Like Morgan, Americans held valid criticisms against the USSR, including Bolshevik ruthlessness and Stalin’s brutal totalitarianism. Yet, significantly, U.S. Cold War policy was directed against neither brutality nor oppression. Instead, it targeted those whose land and labor reforms for the poor threatened wealthy U.S. businessmen’s profits. Like Morgan, the U.S. falsely elevated business rivalry to moral rivalry.

In 1947, President Harry Truman adopted diplomat George Kennan’s belligerent policy of Soviet containment and dressed up paranoia with a mantle of holy mission. In Greece, Korea, Guatemala and beyond, the U.S. indiscriminately directed violence against leftists, regardless of whether leftists observed humane and democratic ideals.

Not all U.S. officials agreed that slaughtering thousands of Greeks and millions of Koreans was a step toward the light. Nonetheless, in the dogmatic spirit of anti-democracy, dissenters were fired or resigned. Remarkably, Kennan himself later admitted that the U.S. imagination had run wild and falsely “reconjured daily” a “totally malevolent adversary” so deceptively real, “to deny its reality appears as an act of treason. …”

Currently, alleged Russian hacking of the Democratic National Committee’s underhandedness is accused of marring U.S. democracy, yet while this receives indignant attention, the hypocrisy is hard to stomach, for Americans have corrupted democracy at home and abroad far more than any Russian hacker. Like Rockefeller, the U.S. sees dishonesty only in its rivals.

One century-old undemocratic U.S. tradition is the appointment to key government posts in the departments of Defense and State, CIA and National Security Council of individuals intricately linked with Rockefeller and Morgan affiliations. It’s a dangerous practice: When a single stratum of society dominates, it’s more likely that policymakers will share identical blind spots that warp policy.

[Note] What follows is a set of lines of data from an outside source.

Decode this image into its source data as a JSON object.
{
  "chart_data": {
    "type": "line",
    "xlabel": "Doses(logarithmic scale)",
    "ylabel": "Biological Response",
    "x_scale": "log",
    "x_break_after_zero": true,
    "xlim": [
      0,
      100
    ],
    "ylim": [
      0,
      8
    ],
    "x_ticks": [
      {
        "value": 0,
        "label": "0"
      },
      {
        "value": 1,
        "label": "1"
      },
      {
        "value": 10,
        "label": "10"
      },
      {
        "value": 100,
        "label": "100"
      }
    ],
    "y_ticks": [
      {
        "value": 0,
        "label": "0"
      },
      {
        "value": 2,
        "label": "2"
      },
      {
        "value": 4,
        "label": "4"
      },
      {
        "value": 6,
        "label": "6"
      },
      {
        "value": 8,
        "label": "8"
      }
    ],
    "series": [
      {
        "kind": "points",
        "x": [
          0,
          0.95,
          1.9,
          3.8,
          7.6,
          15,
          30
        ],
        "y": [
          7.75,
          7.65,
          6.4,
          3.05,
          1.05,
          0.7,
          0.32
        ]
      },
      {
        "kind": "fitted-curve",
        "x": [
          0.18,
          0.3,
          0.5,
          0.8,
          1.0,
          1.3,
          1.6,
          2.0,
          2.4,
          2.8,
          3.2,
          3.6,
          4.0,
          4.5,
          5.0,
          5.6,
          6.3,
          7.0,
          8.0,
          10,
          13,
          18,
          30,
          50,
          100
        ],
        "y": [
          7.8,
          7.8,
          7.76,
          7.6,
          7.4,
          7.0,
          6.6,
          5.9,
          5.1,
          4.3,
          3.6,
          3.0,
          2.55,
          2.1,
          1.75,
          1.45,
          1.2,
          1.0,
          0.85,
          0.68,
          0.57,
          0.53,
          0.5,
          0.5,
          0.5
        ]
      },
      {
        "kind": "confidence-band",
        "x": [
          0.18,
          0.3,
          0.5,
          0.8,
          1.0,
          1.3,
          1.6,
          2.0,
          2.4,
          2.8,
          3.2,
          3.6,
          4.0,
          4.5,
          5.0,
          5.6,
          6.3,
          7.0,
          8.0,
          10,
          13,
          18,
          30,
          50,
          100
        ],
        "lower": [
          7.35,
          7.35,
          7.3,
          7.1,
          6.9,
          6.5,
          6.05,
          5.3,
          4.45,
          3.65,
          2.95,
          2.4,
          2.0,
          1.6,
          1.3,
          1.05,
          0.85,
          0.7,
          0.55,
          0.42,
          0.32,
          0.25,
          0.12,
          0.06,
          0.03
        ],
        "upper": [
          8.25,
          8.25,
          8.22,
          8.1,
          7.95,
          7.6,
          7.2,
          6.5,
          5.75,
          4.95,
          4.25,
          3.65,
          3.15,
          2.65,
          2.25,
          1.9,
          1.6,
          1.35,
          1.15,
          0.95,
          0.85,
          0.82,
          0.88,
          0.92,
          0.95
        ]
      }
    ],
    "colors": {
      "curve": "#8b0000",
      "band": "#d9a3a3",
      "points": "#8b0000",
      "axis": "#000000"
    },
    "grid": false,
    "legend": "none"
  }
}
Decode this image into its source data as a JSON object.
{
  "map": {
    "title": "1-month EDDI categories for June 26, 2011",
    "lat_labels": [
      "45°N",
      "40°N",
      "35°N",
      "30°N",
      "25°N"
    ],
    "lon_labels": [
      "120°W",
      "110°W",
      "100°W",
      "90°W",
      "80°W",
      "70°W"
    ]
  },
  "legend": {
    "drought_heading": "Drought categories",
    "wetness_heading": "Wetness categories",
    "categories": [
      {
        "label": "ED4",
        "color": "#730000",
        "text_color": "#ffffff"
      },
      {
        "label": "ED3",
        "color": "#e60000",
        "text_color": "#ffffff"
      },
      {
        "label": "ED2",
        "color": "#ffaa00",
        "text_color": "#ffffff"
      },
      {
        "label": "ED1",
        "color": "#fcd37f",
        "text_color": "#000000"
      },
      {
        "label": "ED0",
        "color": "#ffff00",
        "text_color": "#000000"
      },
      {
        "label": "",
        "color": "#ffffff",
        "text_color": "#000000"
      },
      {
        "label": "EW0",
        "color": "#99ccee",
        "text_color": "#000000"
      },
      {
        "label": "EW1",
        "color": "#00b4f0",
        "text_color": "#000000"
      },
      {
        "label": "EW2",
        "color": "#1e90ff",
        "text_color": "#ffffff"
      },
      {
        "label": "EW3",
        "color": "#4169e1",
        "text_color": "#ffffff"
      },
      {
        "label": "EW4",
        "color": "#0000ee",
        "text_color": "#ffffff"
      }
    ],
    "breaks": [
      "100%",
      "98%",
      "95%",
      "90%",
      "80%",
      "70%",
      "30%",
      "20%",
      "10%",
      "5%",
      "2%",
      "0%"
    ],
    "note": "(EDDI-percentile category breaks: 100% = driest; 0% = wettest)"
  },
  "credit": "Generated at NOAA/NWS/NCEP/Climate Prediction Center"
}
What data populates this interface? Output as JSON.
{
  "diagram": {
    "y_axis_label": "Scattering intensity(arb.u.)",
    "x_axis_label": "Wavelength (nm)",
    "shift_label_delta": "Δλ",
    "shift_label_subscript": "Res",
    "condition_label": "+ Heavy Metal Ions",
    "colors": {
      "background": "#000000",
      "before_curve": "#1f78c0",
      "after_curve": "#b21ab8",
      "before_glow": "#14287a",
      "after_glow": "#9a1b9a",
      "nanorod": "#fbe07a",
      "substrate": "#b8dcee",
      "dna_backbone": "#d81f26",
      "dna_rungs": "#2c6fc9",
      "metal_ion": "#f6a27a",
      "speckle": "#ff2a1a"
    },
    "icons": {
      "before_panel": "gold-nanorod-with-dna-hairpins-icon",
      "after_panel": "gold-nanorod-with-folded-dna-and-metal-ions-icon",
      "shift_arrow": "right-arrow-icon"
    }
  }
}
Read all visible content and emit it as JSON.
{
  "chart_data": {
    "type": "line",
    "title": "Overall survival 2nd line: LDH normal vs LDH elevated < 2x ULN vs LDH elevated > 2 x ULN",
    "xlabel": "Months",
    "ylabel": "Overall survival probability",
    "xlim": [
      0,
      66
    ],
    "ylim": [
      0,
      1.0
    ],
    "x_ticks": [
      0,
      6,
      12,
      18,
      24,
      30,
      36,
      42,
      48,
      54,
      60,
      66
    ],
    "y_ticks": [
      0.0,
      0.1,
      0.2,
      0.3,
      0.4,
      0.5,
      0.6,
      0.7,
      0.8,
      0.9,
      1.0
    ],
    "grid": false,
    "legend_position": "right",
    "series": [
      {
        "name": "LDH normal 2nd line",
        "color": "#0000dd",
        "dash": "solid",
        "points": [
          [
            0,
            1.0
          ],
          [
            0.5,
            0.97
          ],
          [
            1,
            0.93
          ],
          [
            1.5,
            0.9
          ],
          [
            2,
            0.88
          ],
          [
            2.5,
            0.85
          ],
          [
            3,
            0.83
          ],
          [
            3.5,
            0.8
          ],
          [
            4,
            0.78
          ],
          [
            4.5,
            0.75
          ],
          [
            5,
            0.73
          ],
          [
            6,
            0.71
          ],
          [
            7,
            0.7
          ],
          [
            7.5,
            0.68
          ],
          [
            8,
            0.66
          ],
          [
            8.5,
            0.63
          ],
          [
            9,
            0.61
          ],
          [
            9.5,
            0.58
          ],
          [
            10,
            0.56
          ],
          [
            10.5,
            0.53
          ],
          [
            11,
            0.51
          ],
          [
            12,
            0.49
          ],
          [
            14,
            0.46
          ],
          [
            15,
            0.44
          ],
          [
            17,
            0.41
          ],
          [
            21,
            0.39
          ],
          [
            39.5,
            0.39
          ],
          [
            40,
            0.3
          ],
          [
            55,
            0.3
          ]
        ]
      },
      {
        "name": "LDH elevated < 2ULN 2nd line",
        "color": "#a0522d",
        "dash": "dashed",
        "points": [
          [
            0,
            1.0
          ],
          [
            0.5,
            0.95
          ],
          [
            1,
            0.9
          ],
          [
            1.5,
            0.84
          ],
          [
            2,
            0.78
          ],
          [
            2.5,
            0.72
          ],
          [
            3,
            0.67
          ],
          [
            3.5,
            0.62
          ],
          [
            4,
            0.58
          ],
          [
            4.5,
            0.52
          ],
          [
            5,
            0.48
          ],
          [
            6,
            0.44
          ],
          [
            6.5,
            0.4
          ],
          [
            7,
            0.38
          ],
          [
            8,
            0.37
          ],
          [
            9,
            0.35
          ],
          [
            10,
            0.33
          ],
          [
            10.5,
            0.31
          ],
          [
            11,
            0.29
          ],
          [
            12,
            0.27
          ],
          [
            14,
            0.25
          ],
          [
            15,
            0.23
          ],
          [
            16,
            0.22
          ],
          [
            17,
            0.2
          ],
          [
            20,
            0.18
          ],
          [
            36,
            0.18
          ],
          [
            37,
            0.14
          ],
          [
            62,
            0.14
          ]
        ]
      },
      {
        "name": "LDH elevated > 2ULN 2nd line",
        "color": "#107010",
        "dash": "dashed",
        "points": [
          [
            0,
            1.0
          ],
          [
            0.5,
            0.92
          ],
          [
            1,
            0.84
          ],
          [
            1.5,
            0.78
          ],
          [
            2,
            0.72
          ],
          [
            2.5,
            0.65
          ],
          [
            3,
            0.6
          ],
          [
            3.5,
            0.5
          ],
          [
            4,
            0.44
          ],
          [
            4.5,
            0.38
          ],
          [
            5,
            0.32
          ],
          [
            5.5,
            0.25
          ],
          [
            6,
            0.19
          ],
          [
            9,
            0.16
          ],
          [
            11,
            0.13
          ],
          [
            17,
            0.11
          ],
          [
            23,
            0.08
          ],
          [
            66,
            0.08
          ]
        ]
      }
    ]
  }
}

Consider Rockefeller and Morgan’s tunnel vision. Obsessed with rivalry for railroad ownership, neither one considered how railroads were destroying Native American life and millions of bison, slaughtered in sickening railroad hunting excursions.

These powerful men were incapable of comprehending so much. Why, then, should this mentality be granted enormous influence over U.S. policy, which needs to consider broader implications for everyone, not just the rich and powerful?

Yet if Trump and Secretary of State Rex Tillerson, former CEO of Standard Oil descendant ExxonMobil, ally with Putin to litter the land with pipelines and seize oil from the Caspian Sea, it will be a rerun of Rockefeller, Morgan and the railroads: greed mixed with obliviousness to human and environmental suffering.

And if Trump joins Putin to pummel the Middle East in war, Cold War self-righteousness will be recycled, with an acute sensitivity to U.S. fears and an obtuse insensitivity to enemy fears.

Undeniably, the U.S. and Russia are both guilty of belligerency and injustice. To evolve, we must ensure that neither alliances nor animosities feed greed, provoke fear, or inflict suffering.

Kristin Y. Christman has degrees in Russian and public administration from Dartmouth, Brown and the University at Albany.